In the artists words:
"I started to think towards two divergent rivulets. One, the phrase "I love you" as used in daily parlance, aggressive, vulnerable, necessary, and common simultaneously, the most important frightening thing; it was also a gateway to what you, yes, as an individual with a perceived sense of identity, believe others want you to say to them; it was a qualifier to other more alluring and emotionally specific concerns. How do we trade in love, sex, happiness?"
An inspiration for the series had been "Le Dejeuner Sur L'Herbe" by Edouard Manet, depicting a nude woman at a picnic with 2 well dressed men. Painted in a rough, bold manner, this painting caused controversy in 1862 for its shocking and raw depiction of gender inequality, revealing the nude tantalizing figure as both a probable prostitute as well as an allegorical muse. Again, there is the study of contrasts -- the feminine versus the masculine, the naked versus the clothed, the elite versus the commonplace, and the innate aggression versus the vulnerability of the act of nudity itself.

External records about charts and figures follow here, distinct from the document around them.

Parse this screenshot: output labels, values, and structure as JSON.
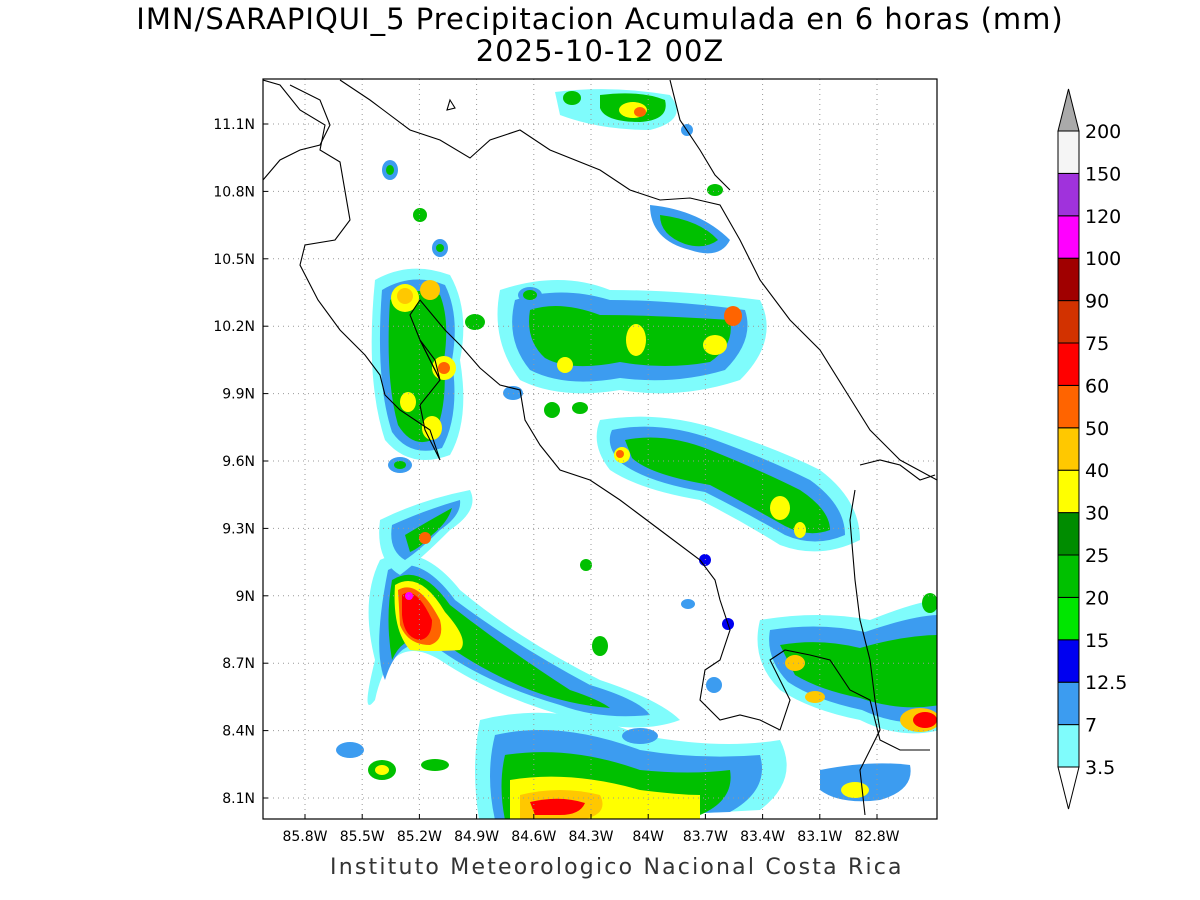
{
  "title": {
    "line1": "IMN/SARAPIQUI_5 Precipitacion Acumulada en 6 horas (mm)",
    "line2": "2025-10-12 00Z"
  },
  "footer": "Instituto Meteorologico Nacional Costa Rica",
  "map": {
    "lon_range": [
      -86.0,
      -82.6
    ],
    "lat_range": [
      8.0,
      11.3
    ],
    "lon_ticks": [
      "85.8W",
      "85.5W",
      "85.2W",
      "84.9W",
      "84.6W",
      "84.3W",
      "84W",
      "83.7W",
      "83.4W",
      "83.1W",
      "82.8W"
    ],
    "lat_ticks": [
      "11.1N",
      "10.8N",
      "10.5N",
      "10.2N",
      "9.9N",
      "9.6N",
      "9.3N",
      "9N",
      "8.7N",
      "8.4N",
      "8.1N"
    ],
    "grid": "dotted"
  },
  "colorbar": {
    "labels": [
      "3.5",
      "7",
      "12.5",
      "15",
      "20",
      "25",
      "30",
      "40",
      "50",
      "60",
      "75",
      "90",
      "100",
      "120",
      "150",
      "200"
    ],
    "colors": [
      "#7ffcfc",
      "#3c9cf0",
      "#0000f0",
      "#00e600",
      "#00c000",
      "#008c00",
      "#ffff00",
      "#ffc800",
      "#ff6400",
      "#ff0000",
      "#d23200",
      "#a00000",
      "#ff00ff",
      "#a032dc",
      "#f5f5f5",
      "#aaaaaa"
    ]
  }
}
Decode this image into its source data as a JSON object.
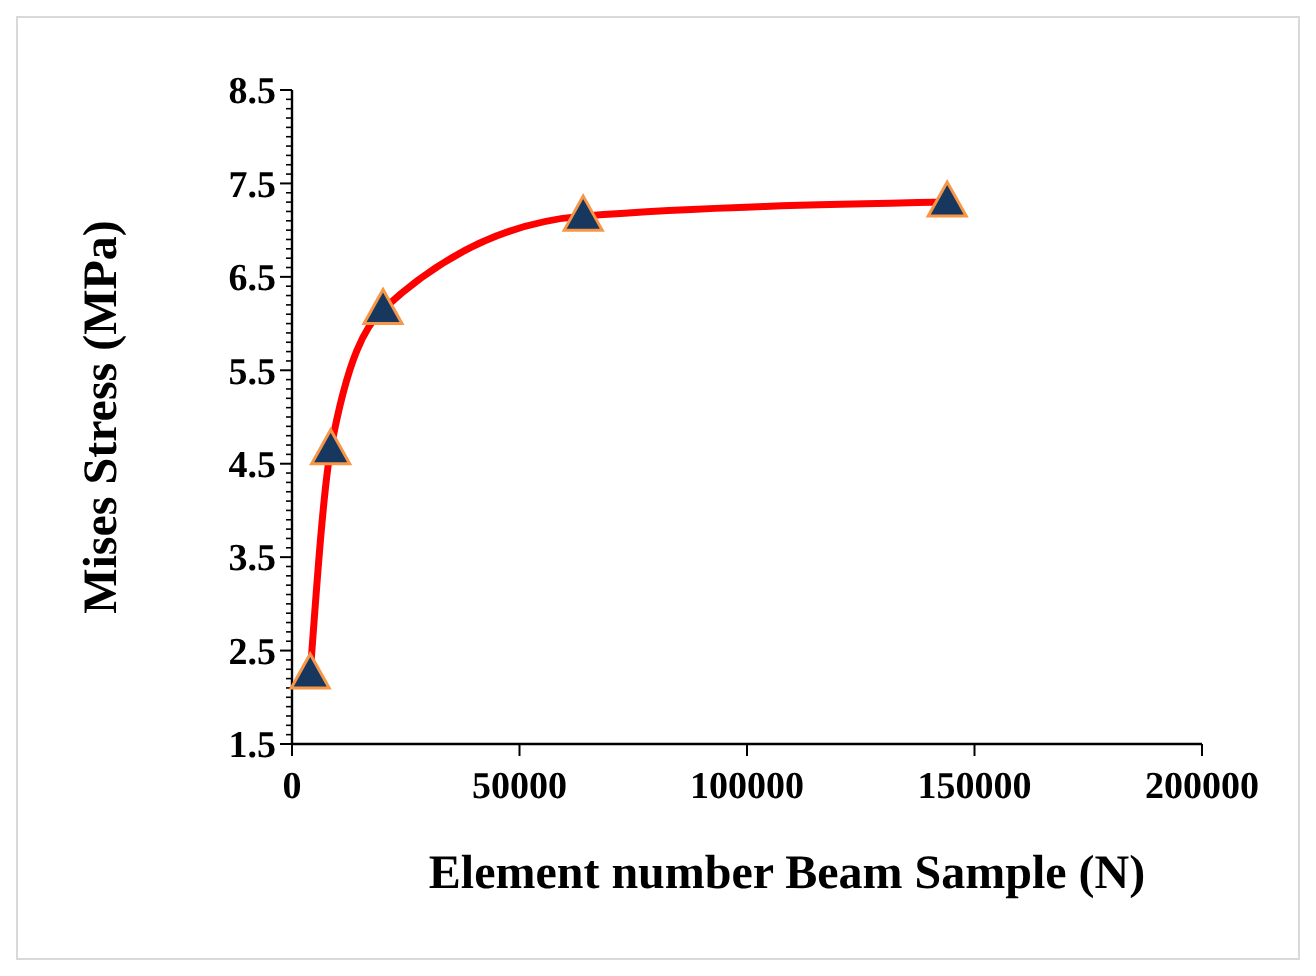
{
  "chart_data": {
    "type": "line",
    "xlabel": "Element number Beam Sample (N)",
    "ylabel": "Mises Stress (MPa)",
    "xlim": [
      0,
      200000
    ],
    "xticks": [
      0,
      50000,
      100000,
      150000,
      200000
    ],
    "ylim": [
      1.5,
      8.5
    ],
    "yticks": [
      1.5,
      2.5,
      3.5,
      4.5,
      5.5,
      6.5,
      7.5,
      8.5
    ],
    "grid": false,
    "series": [
      {
        "color": "#ff0000",
        "marker": "none",
        "x": [
          4000,
          8500,
          20000,
          64000,
          144000
        ],
        "values": [
          2.25,
          4.65,
          6.15,
          7.15,
          7.3
        ]
      },
      {
        "type": "scatter",
        "color": "#17375e",
        "marker": "triangle",
        "x": [
          4000,
          8500,
          20000,
          64000,
          144000
        ],
        "values": [
          2.25,
          4.65,
          6.15,
          7.15,
          7.3
        ]
      }
    ]
  }
}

Which led to secondly, maybe not so divergently, the fetishization and objectification of inspiration, of the muse, of all passion—the shattering, obvious, hard edge of this that tail gates easier romanticized views. The series, "I love you” examines the intersections of adoration and desperation, victim and aggressior, oppression and self oppression, globalism, even colonialization and provincialism."